Keep Calm and Carry On.
I've always loved that, because I generally 'Freak out and carry on'! So much anxiety.
But you're right - of course. Trusting in God is our primary job as believers. It's not always easy.
One of my seminary professors used to say that the whole theme of the Bible is:
'I'm God and you're not'.
and that's it, I think. we don't get all the answers. We're never going to figure everything out.
But God is always there. God always promises us that this is God's story, and it's not done yet. And the ending - like the beginning - is really, really GOOD.
Not sure how to really comment without sounding argumentative or rambley.
I think we feel the need to label evil? The Human mind is fairly simplistic and its easier to fathom a threat if we can talk about it. Something I believe but dont practice it well :)

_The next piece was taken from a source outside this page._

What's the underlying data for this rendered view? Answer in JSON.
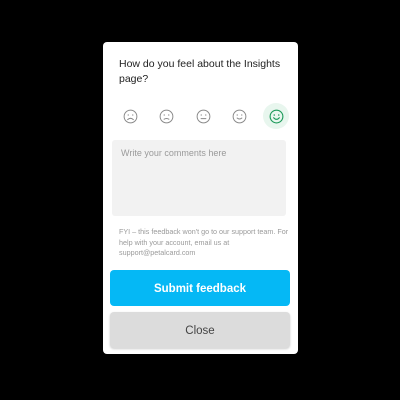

Also I think it is kinda the whole point to the curiosity a lot of people have with spiritual warfare and the book of Enoch? We are also drawn to things that we are told not to learn or not to do as we grow as humans a rebel against our parentals and even rebel against God's love and grace.
I am definitely not the right person to pontificate about low grade anxiety and being paranoid but here I am trying to not sound overly paranoid or simplistic.
I think all great stories seem to have a similar theme to them. (Such as StarWars, Harry Potter, lord of the rings and so on) The main character is told a half truth or not told anything we think they should be told from the other side of the page or movie screen. Leaving us questioning and curious that lead us to the even bigger questions that seem to ver the character down paths that only seem harder and could have been avoided in the readers point of view.
I know this is actually the purpose of our existence and part of building character in our journey and finding our boundaries and completing our lessons that bring us closer to God in our lives. Ultimately the same lesson that Adam and Eve learned in the garden and humans since. We will always have the tendency to want to control our own lives.
But our desire to control our own worlds ironically is not just our down fall but our blessing as well. Comes down to Risking our lives to be part of God's kingdom is trusting in the goodness of God.
Lastly actual death should be every Christians end goal to be part of God's heavenly kingdom. The anti kingdoms only real weapon is the "fear of death" which is succumbing to our sins and not having the faith in God's promises.